Duke COVID-19 Shared Data and Specimen Repository

Duke Shared Data and Specimen Repository Regarding COVID-19 Patients

The purpose of this data repository is to provide a secure and centralized storage location and resource for the collection of essential data and medical specimens, across COVID-19 related protocols at Duke.

Study Overview

• Status: Recruiting
• Conditions: COVID-19

Detailed Description

The aim of this data repository is to provide a secure and centralized storage location and resource for the collection of core variables of interest, as well as the retaining of relevant patient samples, across COVID-19 related protocols at Duke. The core data variables were in-part selected to specifically match those agreed upon by Academic Medical Centers across the U.S., with the intention of aiding the efficiency and effectiveness of de-identified data reuse for population-level research. An additional benefit is that centralized, shared data storage of demographic and longitudinal variables will reduce subject burden, as many questions will now only need to be asked once, rather than each time a given subject joins another COVID-19 related study at Duke.

This shared data and bio-repository project will house all the core data for all patients with COVID-19 (or suspected cases), as well as individual participants ICFs for all other participating COVID-19 studies enrolling Duke patients. Each participating study will have its own separate IRB approved protocol. Samples may be either collected specifically by the protocol, or include left-over clinical samples from the testing and treatment of patients with COVID-19 at Duke.

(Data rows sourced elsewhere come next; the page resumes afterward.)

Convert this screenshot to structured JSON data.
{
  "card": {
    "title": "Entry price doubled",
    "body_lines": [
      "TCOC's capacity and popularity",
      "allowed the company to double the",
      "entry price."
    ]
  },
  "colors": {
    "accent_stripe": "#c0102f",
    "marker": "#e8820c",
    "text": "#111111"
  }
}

• Study Type: Observational
• Enrollment (Anticipated): 100000

Contacts and Locations

• Study Contact: Name: Lynn Sutton; Phone Number: 919-668-8925; Email: lynn.sutton@duke.edu

Study Locations

• United States
  • North Carolina
    • Durham, North Carolina, United States, 27710
      • Recruiting
      • Duke University Medical Center
      • Contact: Lynn Sutton; Phone Number: 919-668-8925; Email: lynn.sutton@duke.edu

Participation Criteria

Eligibility Criteria

• Ages Eligible for Study: Child; Adult; Older Adult
• Accepts Healthy Volunteers: No

• Sampling Method: Non-Probability Sample

Study Population

Any Duke patient that is receiving treatment for COVID-19.

Description

Subjects will be included in this data repository if they meet the enrollment criteria of any linked/participating IRB-approved protocol, or if they are not enrolled in another COVID-related study but meet one of the following inclusion criteria:

1. Suspected novel Coronavirus (nCoV) infection (Person Under Investigation) and/or
2. Laboratory proven acute novel Coronavirus (nCoV) infection and/or
3. Primary admitting diagnosis of nCoV infection

Studies will include:

• Any COVID-19 clinical research studies recruiting Duke patients
• Excludes: protocols sharing non-consented EHR data with national/international repositories and studies that are recruiting community participants

Study Plan

How is the study designed?

Number of groups / cohorts

1

Cohorts and Interventions

Group / Cohort
COVID-19 Patients; Any Duke patient that is being treated for COVID-19.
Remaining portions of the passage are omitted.